DoL Loses Effort to Recoup Plan's 'Lost Opportunity Costs'

July 11, 2007 (PLANSPONSOR.com) - A federal judge in Michigan has blocked regulators' efforts to force the former trustee of a profit-sharing plan to pay $257,435 in "lost opportunity costs" incurred when the trustee dipped into the plan for collateral for a corporate loan.

U.S. District Judge Gordon J. Quist of the U.S. District Court for the Western District of Michigan ruled that lawyers for the U.S. Department of Labor (DoL) had no proof ex-trustee Roger Kropf would have reallocated the plan assets to avoid the eventual decline in the plan portfolio from $687,218 to $412,000 between 1999 and 2001.

The suggestion that Kropf’s withdrawing of the plan assets robbed the plan of the chance for a reallocation ahead of the decline is why the DoL lawyers had asked Quist to order Kropf to pay the additional prejudgment interest, according to Quist’s ruling. The government’s demand also came despite Kropf’s having eventually paid the plan back about $500,000 from life insurance proceeds after his brother’s 2001 death.  

Kropf was charged with using the plan assets as collateral for a $570,000 loan for the company Kropf Orchards and Storage.

“(DoL) speculates that had the assets not been transferred out of the Plan, Roger Kropf, as the trustee, would have transferred the assets to a more profitable investment to prevent the diminution in value,” Quist wrote in the ruling. “At a minimum, (DoL) is claiming that the Plan lost the opportunity to reallocate or reinvest its assets to minimize its losses from the drop in value of the securities. However, the question of whether the Plan would have done so is speculative.”

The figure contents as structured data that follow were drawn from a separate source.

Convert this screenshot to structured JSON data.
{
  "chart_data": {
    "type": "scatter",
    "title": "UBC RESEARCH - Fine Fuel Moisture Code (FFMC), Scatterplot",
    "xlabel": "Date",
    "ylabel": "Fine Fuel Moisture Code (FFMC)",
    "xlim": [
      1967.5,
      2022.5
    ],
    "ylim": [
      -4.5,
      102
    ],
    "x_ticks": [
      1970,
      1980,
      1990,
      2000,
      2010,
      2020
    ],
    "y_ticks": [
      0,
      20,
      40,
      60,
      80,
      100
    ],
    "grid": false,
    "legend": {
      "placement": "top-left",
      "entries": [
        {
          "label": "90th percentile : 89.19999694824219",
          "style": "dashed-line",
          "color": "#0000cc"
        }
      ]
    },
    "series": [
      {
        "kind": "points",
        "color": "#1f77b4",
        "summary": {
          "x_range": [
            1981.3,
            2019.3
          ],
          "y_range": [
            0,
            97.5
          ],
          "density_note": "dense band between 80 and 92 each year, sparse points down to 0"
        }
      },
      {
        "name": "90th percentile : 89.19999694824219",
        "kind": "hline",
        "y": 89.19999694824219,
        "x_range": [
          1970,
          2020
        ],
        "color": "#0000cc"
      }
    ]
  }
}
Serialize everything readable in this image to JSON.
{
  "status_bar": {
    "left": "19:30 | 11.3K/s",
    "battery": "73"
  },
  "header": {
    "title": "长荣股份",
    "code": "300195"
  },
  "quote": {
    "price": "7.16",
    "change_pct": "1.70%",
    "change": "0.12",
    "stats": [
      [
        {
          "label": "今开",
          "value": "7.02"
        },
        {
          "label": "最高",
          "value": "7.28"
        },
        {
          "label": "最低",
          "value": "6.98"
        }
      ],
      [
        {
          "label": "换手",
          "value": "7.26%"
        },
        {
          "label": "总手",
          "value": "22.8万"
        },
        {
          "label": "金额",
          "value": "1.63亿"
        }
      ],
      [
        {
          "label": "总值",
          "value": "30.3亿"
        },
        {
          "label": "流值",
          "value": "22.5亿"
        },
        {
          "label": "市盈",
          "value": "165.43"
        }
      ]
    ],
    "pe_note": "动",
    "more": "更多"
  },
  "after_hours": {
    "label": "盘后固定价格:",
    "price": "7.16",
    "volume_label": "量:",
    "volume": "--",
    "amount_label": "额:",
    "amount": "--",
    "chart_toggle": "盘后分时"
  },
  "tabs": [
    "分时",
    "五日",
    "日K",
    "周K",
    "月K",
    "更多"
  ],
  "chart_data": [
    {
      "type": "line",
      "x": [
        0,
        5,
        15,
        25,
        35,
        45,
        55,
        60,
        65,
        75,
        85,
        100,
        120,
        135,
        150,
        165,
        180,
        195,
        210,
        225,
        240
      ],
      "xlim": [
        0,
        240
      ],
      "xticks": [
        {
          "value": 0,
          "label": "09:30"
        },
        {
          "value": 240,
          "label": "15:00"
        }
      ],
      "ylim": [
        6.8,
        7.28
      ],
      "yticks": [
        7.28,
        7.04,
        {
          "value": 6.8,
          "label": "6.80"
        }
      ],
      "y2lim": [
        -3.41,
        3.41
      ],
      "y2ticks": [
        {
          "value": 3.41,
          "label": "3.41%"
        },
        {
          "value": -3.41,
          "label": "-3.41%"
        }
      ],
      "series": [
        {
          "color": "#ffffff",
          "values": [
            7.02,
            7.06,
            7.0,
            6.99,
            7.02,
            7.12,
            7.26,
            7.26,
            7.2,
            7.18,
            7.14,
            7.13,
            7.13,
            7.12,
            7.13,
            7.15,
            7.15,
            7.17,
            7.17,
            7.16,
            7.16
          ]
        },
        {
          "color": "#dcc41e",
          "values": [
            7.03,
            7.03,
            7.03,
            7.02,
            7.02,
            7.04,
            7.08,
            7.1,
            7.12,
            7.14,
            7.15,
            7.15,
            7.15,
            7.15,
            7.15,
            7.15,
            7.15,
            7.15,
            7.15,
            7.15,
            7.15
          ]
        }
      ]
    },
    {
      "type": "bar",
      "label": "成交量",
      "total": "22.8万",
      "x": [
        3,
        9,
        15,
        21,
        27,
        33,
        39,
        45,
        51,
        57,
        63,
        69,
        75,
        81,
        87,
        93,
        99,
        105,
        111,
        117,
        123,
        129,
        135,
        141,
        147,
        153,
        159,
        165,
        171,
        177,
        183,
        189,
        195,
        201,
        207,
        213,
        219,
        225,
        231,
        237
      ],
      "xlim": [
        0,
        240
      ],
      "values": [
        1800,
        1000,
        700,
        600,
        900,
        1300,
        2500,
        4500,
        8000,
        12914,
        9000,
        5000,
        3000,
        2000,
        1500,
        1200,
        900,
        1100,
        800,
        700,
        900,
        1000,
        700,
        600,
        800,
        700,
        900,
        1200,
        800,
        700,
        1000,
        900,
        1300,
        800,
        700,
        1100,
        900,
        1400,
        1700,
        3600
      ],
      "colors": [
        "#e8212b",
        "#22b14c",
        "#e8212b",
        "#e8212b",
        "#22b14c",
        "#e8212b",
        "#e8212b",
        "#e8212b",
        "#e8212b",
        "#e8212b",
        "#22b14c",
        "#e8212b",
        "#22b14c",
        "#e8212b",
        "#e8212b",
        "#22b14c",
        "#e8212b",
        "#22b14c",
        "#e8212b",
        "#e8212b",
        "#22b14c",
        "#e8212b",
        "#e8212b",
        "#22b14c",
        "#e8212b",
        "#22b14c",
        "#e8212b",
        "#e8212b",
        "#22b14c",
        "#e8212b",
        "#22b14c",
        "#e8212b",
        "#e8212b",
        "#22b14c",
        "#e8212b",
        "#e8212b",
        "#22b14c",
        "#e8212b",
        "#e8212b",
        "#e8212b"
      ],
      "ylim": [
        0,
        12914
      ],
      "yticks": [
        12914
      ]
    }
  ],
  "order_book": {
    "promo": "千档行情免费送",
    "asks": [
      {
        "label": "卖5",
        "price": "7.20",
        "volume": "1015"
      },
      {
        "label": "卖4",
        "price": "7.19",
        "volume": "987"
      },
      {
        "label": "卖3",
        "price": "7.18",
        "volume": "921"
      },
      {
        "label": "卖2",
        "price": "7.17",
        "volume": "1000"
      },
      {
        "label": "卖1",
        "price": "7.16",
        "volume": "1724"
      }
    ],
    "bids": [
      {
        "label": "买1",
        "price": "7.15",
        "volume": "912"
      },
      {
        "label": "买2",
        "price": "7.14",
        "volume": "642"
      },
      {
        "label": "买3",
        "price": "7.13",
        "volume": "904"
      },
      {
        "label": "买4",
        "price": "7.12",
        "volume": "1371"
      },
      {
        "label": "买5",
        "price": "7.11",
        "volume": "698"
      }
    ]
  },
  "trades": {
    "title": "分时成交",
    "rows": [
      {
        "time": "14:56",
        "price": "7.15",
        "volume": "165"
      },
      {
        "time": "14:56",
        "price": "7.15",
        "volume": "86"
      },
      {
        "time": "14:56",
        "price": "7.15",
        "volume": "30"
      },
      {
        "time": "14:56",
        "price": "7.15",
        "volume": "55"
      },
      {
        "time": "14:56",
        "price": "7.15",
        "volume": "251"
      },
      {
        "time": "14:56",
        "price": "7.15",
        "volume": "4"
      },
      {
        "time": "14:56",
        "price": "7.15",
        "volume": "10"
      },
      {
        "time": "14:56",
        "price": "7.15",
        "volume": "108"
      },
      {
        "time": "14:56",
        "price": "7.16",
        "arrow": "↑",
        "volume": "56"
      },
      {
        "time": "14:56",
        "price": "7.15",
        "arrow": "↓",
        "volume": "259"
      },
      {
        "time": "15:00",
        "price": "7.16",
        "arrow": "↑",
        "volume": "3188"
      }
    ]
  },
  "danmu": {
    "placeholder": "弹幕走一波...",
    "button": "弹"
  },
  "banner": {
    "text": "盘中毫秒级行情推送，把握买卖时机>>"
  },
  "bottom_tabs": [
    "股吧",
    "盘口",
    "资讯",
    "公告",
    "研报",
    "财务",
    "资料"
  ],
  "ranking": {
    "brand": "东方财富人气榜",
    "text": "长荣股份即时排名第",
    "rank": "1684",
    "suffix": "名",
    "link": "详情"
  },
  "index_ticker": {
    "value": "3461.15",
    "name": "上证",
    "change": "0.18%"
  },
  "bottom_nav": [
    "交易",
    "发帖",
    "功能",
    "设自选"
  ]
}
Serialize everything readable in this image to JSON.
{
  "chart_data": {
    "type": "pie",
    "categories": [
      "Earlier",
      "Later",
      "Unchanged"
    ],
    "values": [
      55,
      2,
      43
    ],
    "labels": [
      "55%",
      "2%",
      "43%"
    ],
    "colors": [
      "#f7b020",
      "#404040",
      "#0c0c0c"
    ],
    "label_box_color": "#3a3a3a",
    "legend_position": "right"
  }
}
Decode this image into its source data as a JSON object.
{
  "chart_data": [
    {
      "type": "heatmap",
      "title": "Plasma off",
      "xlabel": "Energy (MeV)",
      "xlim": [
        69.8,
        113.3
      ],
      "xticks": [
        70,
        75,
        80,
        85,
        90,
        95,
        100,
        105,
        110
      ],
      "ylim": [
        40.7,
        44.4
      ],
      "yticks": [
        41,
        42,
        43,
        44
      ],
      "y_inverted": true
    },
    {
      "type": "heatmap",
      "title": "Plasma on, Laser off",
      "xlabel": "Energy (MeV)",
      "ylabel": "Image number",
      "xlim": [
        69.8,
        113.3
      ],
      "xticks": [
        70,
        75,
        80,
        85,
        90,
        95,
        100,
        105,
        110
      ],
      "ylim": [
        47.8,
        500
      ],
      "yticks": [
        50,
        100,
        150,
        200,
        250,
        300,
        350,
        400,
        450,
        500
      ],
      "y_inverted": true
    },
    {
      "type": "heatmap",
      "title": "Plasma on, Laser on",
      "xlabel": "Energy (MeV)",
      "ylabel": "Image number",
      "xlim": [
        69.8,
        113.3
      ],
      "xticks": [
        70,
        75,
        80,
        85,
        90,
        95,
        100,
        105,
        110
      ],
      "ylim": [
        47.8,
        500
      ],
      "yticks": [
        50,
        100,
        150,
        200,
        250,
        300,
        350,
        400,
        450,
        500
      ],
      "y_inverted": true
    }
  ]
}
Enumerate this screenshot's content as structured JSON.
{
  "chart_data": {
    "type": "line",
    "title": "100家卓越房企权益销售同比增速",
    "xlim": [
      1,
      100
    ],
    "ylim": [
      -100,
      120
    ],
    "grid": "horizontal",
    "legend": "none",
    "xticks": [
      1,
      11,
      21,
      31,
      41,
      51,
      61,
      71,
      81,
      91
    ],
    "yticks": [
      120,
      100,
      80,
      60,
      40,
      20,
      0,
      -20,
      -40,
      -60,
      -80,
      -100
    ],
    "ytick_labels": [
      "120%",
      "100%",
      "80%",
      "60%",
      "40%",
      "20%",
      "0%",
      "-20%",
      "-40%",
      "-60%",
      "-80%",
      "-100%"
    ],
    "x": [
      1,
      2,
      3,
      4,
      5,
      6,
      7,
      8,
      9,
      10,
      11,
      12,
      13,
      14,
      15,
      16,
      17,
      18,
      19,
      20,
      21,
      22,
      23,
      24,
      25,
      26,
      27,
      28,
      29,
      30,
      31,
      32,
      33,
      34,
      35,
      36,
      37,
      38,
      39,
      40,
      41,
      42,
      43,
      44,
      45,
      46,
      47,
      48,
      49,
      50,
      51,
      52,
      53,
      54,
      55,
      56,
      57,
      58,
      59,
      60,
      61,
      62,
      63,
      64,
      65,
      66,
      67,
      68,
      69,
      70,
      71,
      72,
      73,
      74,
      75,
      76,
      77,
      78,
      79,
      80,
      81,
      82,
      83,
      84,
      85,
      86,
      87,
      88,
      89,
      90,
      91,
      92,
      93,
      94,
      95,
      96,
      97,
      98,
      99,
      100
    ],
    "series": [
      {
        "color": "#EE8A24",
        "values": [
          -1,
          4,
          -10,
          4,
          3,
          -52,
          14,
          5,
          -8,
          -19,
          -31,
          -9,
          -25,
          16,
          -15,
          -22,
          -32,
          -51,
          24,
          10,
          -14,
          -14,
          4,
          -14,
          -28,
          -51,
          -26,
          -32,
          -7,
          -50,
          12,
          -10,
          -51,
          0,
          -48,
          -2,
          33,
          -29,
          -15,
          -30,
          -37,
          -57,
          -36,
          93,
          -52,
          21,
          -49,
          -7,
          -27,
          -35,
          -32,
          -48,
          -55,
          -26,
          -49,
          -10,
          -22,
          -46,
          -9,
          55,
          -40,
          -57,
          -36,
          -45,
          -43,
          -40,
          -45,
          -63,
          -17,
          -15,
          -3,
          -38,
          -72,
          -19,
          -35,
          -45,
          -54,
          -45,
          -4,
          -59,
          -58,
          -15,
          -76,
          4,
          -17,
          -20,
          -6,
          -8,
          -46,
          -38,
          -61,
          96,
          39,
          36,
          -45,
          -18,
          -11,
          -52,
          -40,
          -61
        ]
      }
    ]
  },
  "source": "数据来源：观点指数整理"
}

Kropf had also paid the plan $275,218 as part of plea bargain agreement in which he pleaded guilty to a criminal charge of one count of filing a false pension statement. The money represented the difference between the value of the securities in the plan at the time the securities were transferred in 1999 for Kropf’s corporate loan and the value of the securities when returned to the plan in 2001, according to Quist.

Quist granted DoL’s motion for a permanent injunction barring Kropf from serving as a fiduciary to any Employee Retirement Income Security Act (ERISA) benefit plan.

Kropf had argued to Quist that he should not be ordered to pay the prejudgment interest to the plan because he had already paid the difference in the value of the securities as part of the criminal case plea bargain.

Kropf also contended that the plan repayment not only returned the plan to the position it was in prior to the fiduciary breach, but possibly placed it in a better position because the securities had diminished in value, according to the ruling.

The case is Chao v. Kropf, W.D. Mich., No. 1:05-CV-845, 7/9/07.